I am skimming these, to prepare a reading list – there’s nothing to say that I won’t come back later and to a more in-depth look.
- Improving Major League Baseball Park Factor Estimates
- This seems like an interesting paper, although a lot of the interesting math seems to not be spelled out. (The dummy indicators for offensive and defensive strength are something I’d like to explore in more detail.) I dislike the use of Basic Runs Created, of course (is anyone surprised?)
- BAYESBALL: A BAYESIAN HIERARCHICAL MODEL FOR EVALUATING FIELDING IN MAJOR LEAGUE BASEBALL
- This is a fantastic-looking paper about Shane Jensen’s SAFE fielding evaluation model.
- Slugging Percentage in Differing Baseball Counts
- Seems interesting. The real reason I bring it up? They actually did their own scorekeeping for the purposes of the study, and used… well, they say "Data is collected from 1260 MLB games played between March 20, 2008 and April 20, 2008." Retrosheet lists 282 games in that time period, so…
- Did Steroid Use Enhance the Performance of the Mitchell Batters? The Effect of Alleged Performance Enhancing Drug Use on Offensive Performance from 1995 to 2007
- JC Bradbury doesn’t seem fond of this study. Neither am I – RC27? Not adjusted for league context or park factors? Ugh.
- A Markov Chain Approach To Baseball
- As a run estimation maven, this is right up my alley. The math seems a bit intimidating to me, however.
This isn’t meant to be comprehensive, just a starting point. Things I’ve learned while writing this list:
- Academic papers are expensive. Very expensive. I mean wow-factor expensive – for the price of some papers you could buy the whole THT annual. [Full disclosure – I’m published in the Hardball Times annual.]
- Even ignoring expense, academic papers are pretty inaccessible. I served in the Marine Corps for five years doing public affairs work, and so I have a decent handle on the difference between information you’re trying to get out and information you’re authorized to use lethal force to prevent the unauthorized access of. Academic research on the Internet really feels like the latter category.
- Runs Created appears to be the run estimator of choice among academics. Please shoot me now.
Mentioning how dryly they all seem to be written may be belaboring the obvious, but I can see why the casual, yet interested, baseball fan would rather read Joe Sheehan or Rob Neyer. I can see why I would, too.
What I’ve come away from, if anything, is that it’s possible that there’s some very good sabermetric research going on in academia. There’s also some stunningly mediocre stuff – the Mitchell Report study is laughably unusable, and the slugging percentage study looks like a casual afternoon’s work once you have a proper Retrosheet database.
One thing to bear in mind is that in academic contexts, peer review likely means "other economists/physicists/etc." That’s fine, that’s great, that’s wonderful. But having the baseball stuff peer-reviewed by someone who knows baseball wouldn’t be the worst idea, either.

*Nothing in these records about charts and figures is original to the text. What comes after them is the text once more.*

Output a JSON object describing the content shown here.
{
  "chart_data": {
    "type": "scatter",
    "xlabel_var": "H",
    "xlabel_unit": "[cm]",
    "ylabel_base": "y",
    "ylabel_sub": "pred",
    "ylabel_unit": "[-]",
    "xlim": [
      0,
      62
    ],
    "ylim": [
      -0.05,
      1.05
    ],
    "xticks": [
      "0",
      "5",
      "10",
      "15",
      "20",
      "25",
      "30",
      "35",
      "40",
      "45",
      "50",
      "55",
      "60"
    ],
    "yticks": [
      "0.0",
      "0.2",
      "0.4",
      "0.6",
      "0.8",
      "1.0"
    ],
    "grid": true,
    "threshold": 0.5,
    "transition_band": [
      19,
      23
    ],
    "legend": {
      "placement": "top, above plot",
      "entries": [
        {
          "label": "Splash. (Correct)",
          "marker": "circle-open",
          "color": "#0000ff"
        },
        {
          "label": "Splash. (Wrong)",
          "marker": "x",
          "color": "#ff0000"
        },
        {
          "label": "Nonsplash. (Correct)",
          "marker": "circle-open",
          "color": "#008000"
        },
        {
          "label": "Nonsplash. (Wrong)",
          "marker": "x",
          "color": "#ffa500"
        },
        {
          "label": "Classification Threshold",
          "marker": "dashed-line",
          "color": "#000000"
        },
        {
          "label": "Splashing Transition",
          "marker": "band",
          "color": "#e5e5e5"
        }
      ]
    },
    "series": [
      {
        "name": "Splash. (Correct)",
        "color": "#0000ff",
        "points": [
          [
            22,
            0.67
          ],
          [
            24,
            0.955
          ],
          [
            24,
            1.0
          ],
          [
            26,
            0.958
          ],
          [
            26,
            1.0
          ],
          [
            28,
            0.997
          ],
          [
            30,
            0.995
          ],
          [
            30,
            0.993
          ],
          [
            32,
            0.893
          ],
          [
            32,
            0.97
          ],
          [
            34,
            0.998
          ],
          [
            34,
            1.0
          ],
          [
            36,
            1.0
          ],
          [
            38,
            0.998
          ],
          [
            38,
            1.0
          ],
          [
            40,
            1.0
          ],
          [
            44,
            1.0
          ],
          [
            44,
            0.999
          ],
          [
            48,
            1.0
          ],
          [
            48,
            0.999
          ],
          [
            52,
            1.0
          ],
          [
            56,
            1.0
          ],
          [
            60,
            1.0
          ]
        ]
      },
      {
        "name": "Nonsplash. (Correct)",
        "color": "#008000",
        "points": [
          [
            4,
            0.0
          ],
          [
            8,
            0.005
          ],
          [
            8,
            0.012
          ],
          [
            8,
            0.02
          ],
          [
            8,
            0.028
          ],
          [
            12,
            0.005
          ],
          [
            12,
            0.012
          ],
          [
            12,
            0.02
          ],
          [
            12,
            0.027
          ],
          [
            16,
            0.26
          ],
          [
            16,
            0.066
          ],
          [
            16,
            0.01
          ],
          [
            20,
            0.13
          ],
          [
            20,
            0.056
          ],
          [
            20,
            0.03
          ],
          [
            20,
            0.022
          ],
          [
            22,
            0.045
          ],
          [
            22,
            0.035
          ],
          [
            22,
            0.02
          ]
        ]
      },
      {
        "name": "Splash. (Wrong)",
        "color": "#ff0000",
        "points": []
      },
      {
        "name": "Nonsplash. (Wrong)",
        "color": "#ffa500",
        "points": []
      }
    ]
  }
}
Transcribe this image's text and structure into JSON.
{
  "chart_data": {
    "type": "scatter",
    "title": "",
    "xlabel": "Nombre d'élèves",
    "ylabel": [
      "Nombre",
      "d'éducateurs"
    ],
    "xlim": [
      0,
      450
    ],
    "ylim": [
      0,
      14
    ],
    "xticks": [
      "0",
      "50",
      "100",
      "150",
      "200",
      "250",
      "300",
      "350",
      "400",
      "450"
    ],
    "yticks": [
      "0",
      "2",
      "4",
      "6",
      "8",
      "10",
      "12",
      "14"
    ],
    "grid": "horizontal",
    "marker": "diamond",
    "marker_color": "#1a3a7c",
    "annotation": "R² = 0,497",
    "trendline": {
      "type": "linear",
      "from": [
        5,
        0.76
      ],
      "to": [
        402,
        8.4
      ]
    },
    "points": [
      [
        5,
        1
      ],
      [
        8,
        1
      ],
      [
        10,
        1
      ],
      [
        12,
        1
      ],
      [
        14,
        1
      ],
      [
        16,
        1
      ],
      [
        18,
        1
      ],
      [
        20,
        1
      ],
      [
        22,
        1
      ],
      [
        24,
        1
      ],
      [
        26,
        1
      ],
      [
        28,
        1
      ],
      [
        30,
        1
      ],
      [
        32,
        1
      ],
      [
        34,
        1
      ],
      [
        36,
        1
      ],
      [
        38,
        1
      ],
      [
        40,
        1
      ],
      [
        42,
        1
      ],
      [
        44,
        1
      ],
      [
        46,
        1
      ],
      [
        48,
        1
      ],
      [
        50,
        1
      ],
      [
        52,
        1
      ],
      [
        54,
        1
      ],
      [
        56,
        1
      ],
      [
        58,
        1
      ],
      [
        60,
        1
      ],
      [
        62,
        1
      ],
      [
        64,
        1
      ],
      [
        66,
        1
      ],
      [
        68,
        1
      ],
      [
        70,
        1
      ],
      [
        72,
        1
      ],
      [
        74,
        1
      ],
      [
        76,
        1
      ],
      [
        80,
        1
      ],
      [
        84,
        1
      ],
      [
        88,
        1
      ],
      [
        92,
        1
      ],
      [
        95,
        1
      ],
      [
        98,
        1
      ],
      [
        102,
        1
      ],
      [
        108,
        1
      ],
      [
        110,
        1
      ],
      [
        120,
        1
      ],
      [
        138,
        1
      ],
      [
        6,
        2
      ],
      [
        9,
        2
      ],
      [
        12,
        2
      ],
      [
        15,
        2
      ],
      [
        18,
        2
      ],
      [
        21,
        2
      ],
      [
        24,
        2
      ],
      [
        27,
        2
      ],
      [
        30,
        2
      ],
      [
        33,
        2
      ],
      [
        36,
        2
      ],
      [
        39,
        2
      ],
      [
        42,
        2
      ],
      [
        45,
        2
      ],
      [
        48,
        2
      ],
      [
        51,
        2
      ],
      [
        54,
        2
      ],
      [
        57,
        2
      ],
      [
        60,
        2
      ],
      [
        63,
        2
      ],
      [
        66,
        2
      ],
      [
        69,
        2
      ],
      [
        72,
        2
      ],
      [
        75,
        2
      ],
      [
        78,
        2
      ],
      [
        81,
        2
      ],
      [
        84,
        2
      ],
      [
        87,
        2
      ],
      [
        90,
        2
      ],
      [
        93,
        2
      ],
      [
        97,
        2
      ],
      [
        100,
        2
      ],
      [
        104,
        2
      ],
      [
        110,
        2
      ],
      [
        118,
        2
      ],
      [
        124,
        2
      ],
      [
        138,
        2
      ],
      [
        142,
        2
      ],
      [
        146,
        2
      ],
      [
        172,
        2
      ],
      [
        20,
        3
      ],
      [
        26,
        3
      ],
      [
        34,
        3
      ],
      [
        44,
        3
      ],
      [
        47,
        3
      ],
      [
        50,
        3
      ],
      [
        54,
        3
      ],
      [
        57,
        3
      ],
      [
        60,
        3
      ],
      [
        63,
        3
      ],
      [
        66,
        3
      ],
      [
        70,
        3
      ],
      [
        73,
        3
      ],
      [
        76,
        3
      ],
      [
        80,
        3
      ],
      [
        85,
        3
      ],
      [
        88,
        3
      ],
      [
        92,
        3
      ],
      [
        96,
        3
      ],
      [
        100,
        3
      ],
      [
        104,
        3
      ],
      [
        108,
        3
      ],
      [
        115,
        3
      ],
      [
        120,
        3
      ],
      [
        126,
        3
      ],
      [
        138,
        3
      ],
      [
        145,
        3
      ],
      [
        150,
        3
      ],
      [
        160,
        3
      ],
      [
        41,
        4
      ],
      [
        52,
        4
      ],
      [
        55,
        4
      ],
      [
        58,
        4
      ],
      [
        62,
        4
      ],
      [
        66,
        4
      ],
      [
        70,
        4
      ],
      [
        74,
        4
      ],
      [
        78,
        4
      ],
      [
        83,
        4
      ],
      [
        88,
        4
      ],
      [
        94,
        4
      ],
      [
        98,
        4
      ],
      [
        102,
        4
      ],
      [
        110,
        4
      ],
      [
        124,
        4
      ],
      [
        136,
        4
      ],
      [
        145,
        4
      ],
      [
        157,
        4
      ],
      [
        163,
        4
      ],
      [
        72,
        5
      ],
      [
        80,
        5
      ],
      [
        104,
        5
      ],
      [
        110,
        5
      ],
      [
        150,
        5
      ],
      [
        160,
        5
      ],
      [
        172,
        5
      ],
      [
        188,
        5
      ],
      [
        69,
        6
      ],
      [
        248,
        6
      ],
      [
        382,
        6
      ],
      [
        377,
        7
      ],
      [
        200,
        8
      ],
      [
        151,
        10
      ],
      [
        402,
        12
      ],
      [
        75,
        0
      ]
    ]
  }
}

I would also argue that – as it stands now – it is much easier for an academic to become well-versed and even involved in the sabermetrics community than it is for sabermetricians to interact with academics studying baseball. Academic inquiry seems to happen behind walls; there are walled sabermetricians as well, but a surprising amount of research is happening out in the open. Maybe that’s not quite as good as peer review, but peer review isn’t a cure-all itself.